Unit of Ring of Mappings iff Image is Subset of Ring Units/Image is Subset of Ring Units implies Unit of Ring of Mappings
Theorem
Let $\struct {R, +, \circ}$ be a ring with unity $1_R$.
Let $U_R$ be the set of units in $R$.
Let $S$ be a set.
Let $\struct {R^S, +', \circ'}$ be the ring of mappings on the set of mappings $R^S$.
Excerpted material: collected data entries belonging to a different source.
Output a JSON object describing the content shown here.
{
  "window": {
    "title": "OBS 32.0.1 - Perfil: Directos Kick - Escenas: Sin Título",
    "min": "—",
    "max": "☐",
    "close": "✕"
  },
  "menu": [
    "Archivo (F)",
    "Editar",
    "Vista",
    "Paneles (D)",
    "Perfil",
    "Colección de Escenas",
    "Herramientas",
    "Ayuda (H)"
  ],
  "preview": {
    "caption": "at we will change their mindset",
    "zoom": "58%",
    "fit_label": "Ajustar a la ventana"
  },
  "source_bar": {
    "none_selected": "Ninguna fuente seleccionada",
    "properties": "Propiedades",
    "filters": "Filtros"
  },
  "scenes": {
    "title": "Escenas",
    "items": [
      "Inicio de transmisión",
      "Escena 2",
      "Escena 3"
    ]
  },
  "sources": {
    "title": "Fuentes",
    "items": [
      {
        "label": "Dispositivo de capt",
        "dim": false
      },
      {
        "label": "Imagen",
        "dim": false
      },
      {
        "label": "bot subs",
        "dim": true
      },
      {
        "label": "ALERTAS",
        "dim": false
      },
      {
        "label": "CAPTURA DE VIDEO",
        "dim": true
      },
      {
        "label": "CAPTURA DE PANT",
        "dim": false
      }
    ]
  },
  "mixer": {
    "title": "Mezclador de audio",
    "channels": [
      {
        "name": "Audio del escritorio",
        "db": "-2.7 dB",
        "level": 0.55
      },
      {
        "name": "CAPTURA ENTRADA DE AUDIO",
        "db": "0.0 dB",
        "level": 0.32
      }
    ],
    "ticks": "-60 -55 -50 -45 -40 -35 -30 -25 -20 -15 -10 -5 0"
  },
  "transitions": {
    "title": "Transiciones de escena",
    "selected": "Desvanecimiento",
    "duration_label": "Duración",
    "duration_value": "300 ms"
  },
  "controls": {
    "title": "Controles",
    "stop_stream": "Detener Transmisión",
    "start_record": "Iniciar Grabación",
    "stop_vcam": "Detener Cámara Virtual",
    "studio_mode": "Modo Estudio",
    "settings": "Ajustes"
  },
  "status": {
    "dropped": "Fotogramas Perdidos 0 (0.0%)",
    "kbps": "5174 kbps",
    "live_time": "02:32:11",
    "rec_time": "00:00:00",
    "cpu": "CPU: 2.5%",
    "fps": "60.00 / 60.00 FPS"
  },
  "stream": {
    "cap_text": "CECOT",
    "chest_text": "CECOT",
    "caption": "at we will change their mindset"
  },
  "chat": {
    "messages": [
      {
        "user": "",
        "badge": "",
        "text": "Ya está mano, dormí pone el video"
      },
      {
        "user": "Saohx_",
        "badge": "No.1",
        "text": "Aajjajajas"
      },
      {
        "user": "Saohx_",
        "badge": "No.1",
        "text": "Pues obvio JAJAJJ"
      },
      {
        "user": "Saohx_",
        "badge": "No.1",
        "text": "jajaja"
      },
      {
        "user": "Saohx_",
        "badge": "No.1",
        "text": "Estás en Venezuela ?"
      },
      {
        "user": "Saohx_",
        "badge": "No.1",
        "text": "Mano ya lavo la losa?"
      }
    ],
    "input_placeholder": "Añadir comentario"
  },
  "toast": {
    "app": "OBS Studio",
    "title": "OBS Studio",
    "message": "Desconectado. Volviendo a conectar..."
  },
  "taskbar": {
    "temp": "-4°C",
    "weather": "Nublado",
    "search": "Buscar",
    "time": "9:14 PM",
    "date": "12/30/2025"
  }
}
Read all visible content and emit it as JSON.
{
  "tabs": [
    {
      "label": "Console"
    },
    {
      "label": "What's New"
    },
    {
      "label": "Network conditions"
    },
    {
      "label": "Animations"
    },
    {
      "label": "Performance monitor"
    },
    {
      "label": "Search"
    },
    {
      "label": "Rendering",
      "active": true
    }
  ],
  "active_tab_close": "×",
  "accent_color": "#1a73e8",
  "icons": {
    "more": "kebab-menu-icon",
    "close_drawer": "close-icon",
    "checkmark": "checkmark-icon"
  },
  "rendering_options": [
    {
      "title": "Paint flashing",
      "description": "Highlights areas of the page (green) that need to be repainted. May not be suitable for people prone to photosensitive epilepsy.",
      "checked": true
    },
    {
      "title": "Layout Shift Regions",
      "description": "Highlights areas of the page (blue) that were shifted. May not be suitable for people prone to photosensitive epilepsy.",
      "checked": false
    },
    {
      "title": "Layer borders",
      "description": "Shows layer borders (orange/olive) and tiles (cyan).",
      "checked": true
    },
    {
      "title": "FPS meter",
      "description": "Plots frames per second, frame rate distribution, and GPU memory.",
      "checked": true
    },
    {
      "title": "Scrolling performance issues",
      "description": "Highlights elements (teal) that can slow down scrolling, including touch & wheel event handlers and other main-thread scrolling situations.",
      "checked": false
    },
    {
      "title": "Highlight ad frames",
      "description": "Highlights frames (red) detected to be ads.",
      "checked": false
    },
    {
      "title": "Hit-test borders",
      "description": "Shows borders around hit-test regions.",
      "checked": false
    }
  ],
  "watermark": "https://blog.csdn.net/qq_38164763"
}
Let $\Img f \subseteq U_R$ where $\Img f$ is the image of $f$.
Then:
- $f \in R^S$ is a unit of $R^S$
and the inverse of $f$ is the mapping $f^{-1} : S \to U_R$ defined by:
- $\forall x \in S : \map {f^{-1}} {x} = \map f x^{-1}$
Proof
From Structure Induced by Ring with Unity Operations is Ring with Unity, $\struct {R^S, +', \circ'}$ has a unity $f_{1_R}$ defined by:
- $\forall x \in S: \map {f_{1_R}} x = 1_R$
By assumption:
- $\forall x \in S: \exists \map f x^{-1} : \map f x \circ \map f x^{-1} = \map f x^{-1} \circ \map f x = 1_R$
Let $f^{-1} : S \to U_R$ be defined by:
- $\forall x \in S : \map {f^{-1}} {x} = \map f x^{-1}$
Consider the mapping $f \circ’ f^{-1}$.
For all $x \in S$:
\(\ds \map {\paren {f \circ’ f^{-1} } } x\) | \(=\) | \(\ds \map f x \circ’ \map {f^{-1} } x\) | ||||||||||||
\(\ds \) | \(=\) | \(\ds \map f x \circ \map f x^{-1}\) | ||||||||||||
\(\ds \) | \(=\) | \(\ds 1_R\) |
Hence $f \circ’ f^{-1} = f_{1_R}$.
Similarly, $f^{-1} \circ’ f = f_{1_R}$.
Hence $f$ is a unit of $\struct {R^S, +', \circ'}$ and the inverse of $f$ is the mapping $f^{-1}$.
$\blacksquare$